Semua hal di dunia ini sudah disesuaikan sesuai porsinya. Sesuai tingkatannya.
Harus bersyukur atas pemberian yang telah diamanahkan kepada kita.
Akhirnya
setelah saya ikrar silaturahim, saya pun ditanya. “Kamu di mana sekarang”,
tanya kyai. “Saya di depok kyai, kuliah”, jawab saya. “Wah hebat, anak saya
juga mondok di al Hikam itu”, ucap kyai. Akhirnya pembicaraan pun mengalir.
Saya diberi wejangan terutama penguatan diskusi terhadap ketatanegaraan.
Sejarah perjuangan para ulama, perjuangan NU dalam mempertahankan NKRI. Banyak
filosofi-filosofi yang beliau jelaskan terutama terkait lambang bendera NU dan
hal hal yang berkaitan dengan sejarah kemerdekaan bangsa. Beliau juga turut prihatin
dengan kondisi saat ini, bagaimana lafazd lafadz suci yang tertulis di mushaf
ditulis, diletakkan tidak pada tempat yang suci. Beliau sangat menjaga sekali
hal hal yang berkaitan dengan kalam kalam suci apalagi yang telah dituliskan
dalam al qur`an.
Kemudian
saya pun ditanya terkait himmah atau cita cita terbesar yang paling mulia. “Menurut
mas, sampean kudu duwe himmah seg gede, nah sege gede iku menurut mu opo?”,
tanya kyai. “Himmah yang gede iku bukan dadi presiden, bukan dadi Menteri,
bukan duweni hotel akeh, opo mas”, lanjut kyai. Saya pun
agak tidak sadar apakah saya ditanya beneran atau tidak. Akhirnya saya disenggol
oleh kakak saya untuk menjawab pertanyaan kyai. “dereng sumerep kulo”,
jawab kulo. Kyai pun tertawa. Kemudian kyai memberikan bocoran terhadap
pertanyaan beliau “ himmah seg paling gede iku gawe bungah wong liya,
ilmu iki alat, seg paling penting iku gawe bungah wong liya. Iku paling
utama. Orang iku merasa bungah ketika ono dewe. Jadi jangan menggunakan
ilmu untuk menjatuhkan orang tapi untuk membuat bungah uwong liyo. Dadi
Kyai yo seg iso gawe bungah masyarakate ojo malah meden meden ni”, jawab
beliau. Saya pun sontak terkejut mendengar pengendikan beliau. Pengendikan
tersebut adalah pengendikan yang sering diucapkan oleh guru guru saya sebelumnya.
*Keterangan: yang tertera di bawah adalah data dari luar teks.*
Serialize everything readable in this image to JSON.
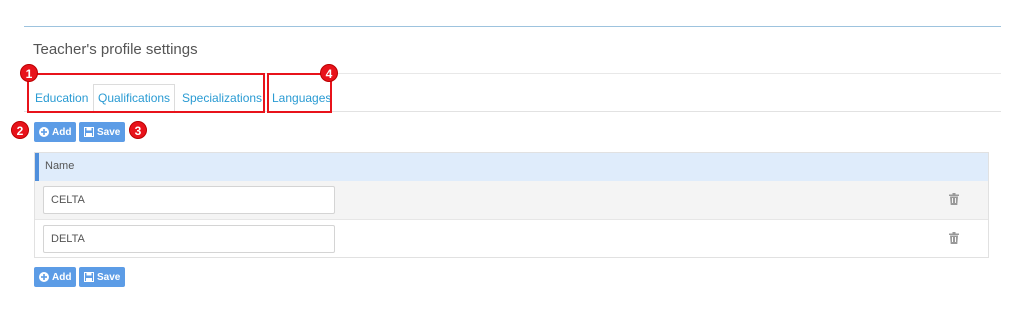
{
  "panel": {
    "title": "Teacher's profile settings"
  },
  "tabs": [
    {
      "label": "Education",
      "active": false
    },
    {
      "label": "Qualifications",
      "active": true
    },
    {
      "label": "Specializations",
      "active": false
    },
    {
      "label": "Languages",
      "active": false
    }
  ],
  "toolbar": {
    "add_label": "Add",
    "save_label": "Save"
  },
  "grid": {
    "column_name": "Name",
    "rows": [
      {
        "name": "CELTA"
      },
      {
        "name": "DELTA"
      }
    ]
  },
  "markers": [
    "1",
    "2",
    "3",
    "4"
  ],
  "colors": {
    "accent": "#2a9bd3",
    "button": "#5c9ce6",
    "highlight": "#e8131b",
    "header_bg": "#dfecfb"
  },
  "icons": {
    "add": "plus-circle-icon",
    "save": "floppy-disk-icon",
    "delete": "trash-icon"
  }
}
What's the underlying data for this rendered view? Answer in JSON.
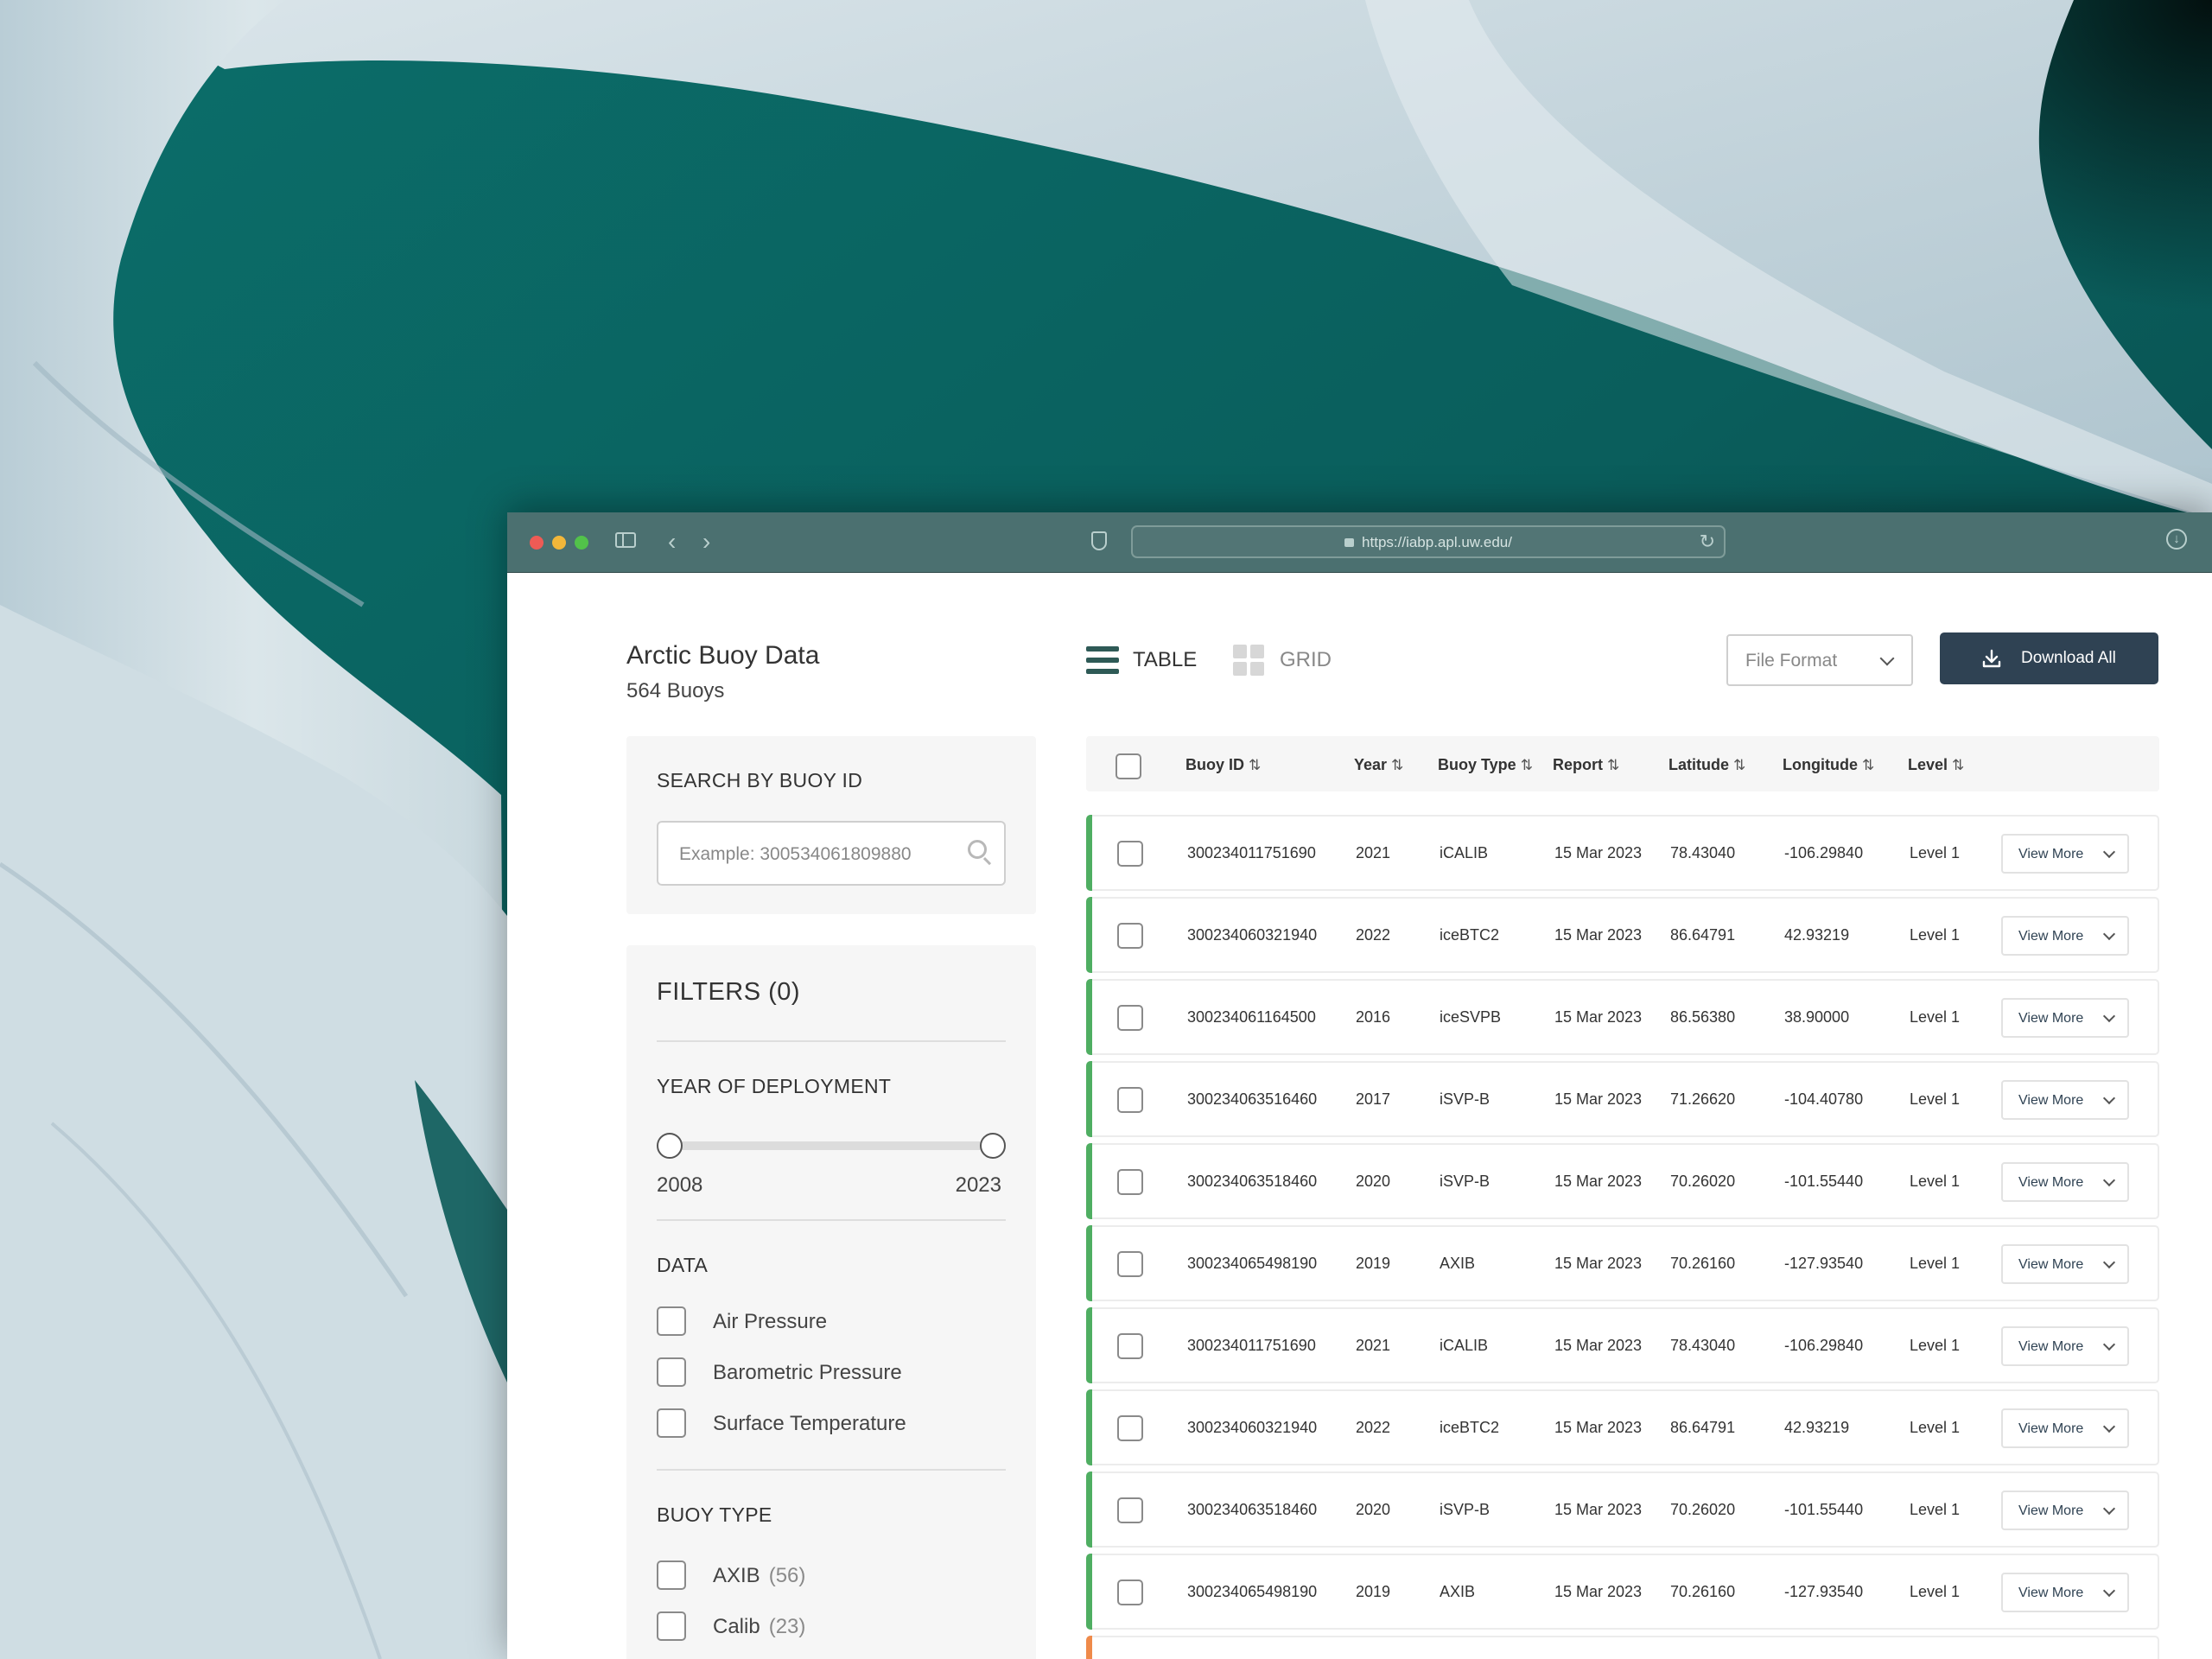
{
  "browser": {
    "url": "https://iabp.apl.uw.edu/"
  },
  "app": {
    "title": "Arctic Buoy Data",
    "count": "564 Buoys"
  },
  "search": {
    "heading": "SEARCH BY BUOY ID",
    "placeholder": "Example: 300534061809880"
  },
  "filters": {
    "title": "FILTERS (0)",
    "year": {
      "heading": "YEAR OF DEPLOYMENT",
      "min": "2008",
      "max": "2023"
    },
    "data": {
      "heading": "DATA",
      "options": [
        "Air Pressure",
        "Barometric Pressure",
        "Surface Temperature"
      ]
    },
    "buoy_type": {
      "heading": "BUOY TYPE",
      "options": [
        {
          "label": "AXIB",
          "count": "(56)"
        },
        {
          "label": "Calib",
          "count": "(23)"
        }
      ]
    }
  },
  "view_toggle": {
    "table": "TABLE",
    "grid": "GRID"
  },
  "toolbar": {
    "file_format": "File Format",
    "download_all": "Download All"
  },
  "table": {
    "headers": [
      "Buoy ID",
      "Year",
      "Buoy Type",
      "Report",
      "Latitude",
      "Longitude",
      "Level"
    ],
    "sort_glyph": "⇅",
    "view_more": "View More",
    "rows": [
      [
        "300234011751690",
        "2021",
        "iCALIB",
        "15 Mar 2023",
        "78.43040",
        "-106.29840",
        "Level 1"
      ],
      [
        "300234060321940",
        "2022",
        "iceBTC2",
        "15 Mar 2023",
        "86.64791",
        "42.93219",
        "Level 1"
      ],
      [
        "300234061164500",
        "2016",
        "iceSVPB",
        "15 Mar 2023",
        "86.56380",
        "38.90000",
        "Level 1"
      ],
      [
        "300234063516460",
        "2017",
        "iSVP-B",
        "15 Mar 2023",
        "71.26620",
        "-104.40780",
        "Level 1"
      ],
      [
        "300234063518460",
        "2020",
        "iSVP-B",
        "15 Mar 2023",
        "70.26020",
        "-101.55440",
        "Level 1"
      ],
      [
        "300234065498190",
        "2019",
        "AXIB",
        "15 Mar 2023",
        "70.26160",
        "-127.93540",
        "Level 1"
      ],
      [
        "300234011751690",
        "2021",
        "iCALIB",
        "15 Mar 2023",
        "78.43040",
        "-106.29840",
        "Level 1"
      ],
      [
        "300234060321940",
        "2022",
        "iceBTC2",
        "15 Mar 2023",
        "86.64791",
        "42.93219",
        "Level 1"
      ],
      [
        "300234063518460",
        "2020",
        "iSVP-B",
        "15 Mar 2023",
        "70.26020",
        "-101.55440",
        "Level 1"
      ],
      [
        "300234065498190",
        "2019",
        "AXIB",
        "15 Mar 2023",
        "70.26160",
        "-127.93540",
        "Level 1"
      ]
    ]
  },
  "colors": {
    "accent_green": "#4fae62",
    "accent_orange": "#ef8a4a",
    "button_dark": "#2f4253",
    "toggle_active": "#2e5a56"
  }
}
Dalam hati pun saya berkata “wah kyai ini, bukan kyai biasa, angel golek kyai
seg koyo ngene. Apalagi ngendikane merakyat, bisa merangkul orang orang yang diajak
bicara”, ucap dalam hati. Menurut beliau dimana kita hidup, kita harus
mempunyai himmah yang besar. Insyaallah allah memberikan fasilitas yang akan
menunjang tercapainya himmah kita. Tidak banyak orang yang sadar akan hal itu. Namun,
untuk memberika bungah kepada orang lain syarat mutlak yang harus dilaksanakan
adalah harus bungah pada diri sendiri dulu. Kita harus menjadi pribadi yang
kuat, tentram dan anteng ati pikiran. Ketika digores apapun tidak akan
mengubah kondisi kita sebelumnya.
Mulai
dari hal itu saya pun mulai berpikir dan mencoba mengingat ingat kembali petuah
petuah yang dulu pernah saya dapat. Kemudian saya merenungi sejenak tentang realita
yang terjadi saat ini. Banyak orang telah membuat susah dirinya sendiri,
padahal gusti Allah dengan segala nikmatnya telah membuat senang makhluk
makhluknya. Namun, saya juga sadar bahwa untuk menuju kematangan batin, pikir,
dan amal butuh proses yang cukup keras. Kyai Muhyidin juga ngendikan bahwa
“nek dadi santri ojo pinter pinter, engko bahaya. Hiso luwih seko liyane.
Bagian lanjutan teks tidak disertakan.